Поэтому Останкин сделал вид, что он опоздал сесть, и поехал в следующем трамвае. Кроме боязни, что на них будут оглядываться, когда Гвоздев начнет свои разговоры, у Останкина было к нему какое-то неуловимое презрение, как к писателю, печатавшемуся в более правых журналах. И хотя все журналы были советские и издавались тем же правительством, все же какие-то неуловимые оттенки правизны и левизны были. Они угадывались верхним чутьем. И хотя Леонид Останкин был и считал себя беспартийным, все же у него была внутренняя мерка левизны и правизны. И было это презрение к тем, кому приходилось печататься в правых журналах, какое бывает у человека устроившегося к неустроившемуся.
Пробираясь в вагон и глядя прищуренными близорукими глазами через очки несколько вкось, как он имел привычку смотреть, когда разглядывал дальние предметы, Останкин вдруг почувствовал, что его кто-то дернул за рукав.
Оглянувшись, он увидел знакомого писателя.
Тот поздоровался и громко на весь вагон спросил таким тоном, от которого у Останкина что-то екнуло в том месте, где у пугливых людей находится сердце:
— Читали?..
— Что? — спросил Останкин, почему-то наперед почувствовав себя виноватым.
— Да как же! О нашем брате… Кто из писателей не будет коммунистом, тем крышка!

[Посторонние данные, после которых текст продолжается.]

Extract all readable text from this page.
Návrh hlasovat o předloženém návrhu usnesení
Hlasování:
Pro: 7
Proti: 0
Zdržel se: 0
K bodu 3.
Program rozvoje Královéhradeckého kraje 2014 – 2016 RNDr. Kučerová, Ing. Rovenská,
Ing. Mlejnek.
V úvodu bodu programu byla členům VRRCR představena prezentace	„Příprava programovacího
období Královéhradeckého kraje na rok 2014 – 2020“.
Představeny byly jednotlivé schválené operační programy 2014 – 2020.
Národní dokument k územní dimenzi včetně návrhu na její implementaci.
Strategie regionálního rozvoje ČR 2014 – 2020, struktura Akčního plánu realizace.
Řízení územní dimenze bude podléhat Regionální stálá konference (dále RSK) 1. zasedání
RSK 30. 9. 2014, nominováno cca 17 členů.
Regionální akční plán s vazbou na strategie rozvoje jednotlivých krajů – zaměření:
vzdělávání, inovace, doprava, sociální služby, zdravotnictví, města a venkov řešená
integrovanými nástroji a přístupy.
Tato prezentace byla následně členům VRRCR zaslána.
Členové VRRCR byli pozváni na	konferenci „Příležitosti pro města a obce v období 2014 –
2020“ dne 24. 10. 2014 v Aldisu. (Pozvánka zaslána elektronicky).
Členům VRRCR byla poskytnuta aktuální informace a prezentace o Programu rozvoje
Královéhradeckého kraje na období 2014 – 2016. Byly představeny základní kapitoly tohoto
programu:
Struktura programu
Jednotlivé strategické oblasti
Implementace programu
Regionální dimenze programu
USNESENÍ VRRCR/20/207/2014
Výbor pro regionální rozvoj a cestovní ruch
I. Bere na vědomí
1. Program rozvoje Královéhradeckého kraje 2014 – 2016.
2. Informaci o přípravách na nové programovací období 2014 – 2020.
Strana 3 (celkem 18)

Останкин покраснел, точно его в чем-то поймали, он неловко, растерянно улыбнулся и сказал:
— Что так строго?
— Вот вам и строго.
Останкин сделал вид, что это к нему нимало не относится, нисколько его не беспокоит, и заговорил о другом. Но он почувствовал вдруг, как вся радость жизни исчезла и заменилась тягостным сосущим ощущением под ложечкой.
Ему хотелось спросить, в какой газете это напечатано, но не спросил, чтобы не подумали, что он испугался.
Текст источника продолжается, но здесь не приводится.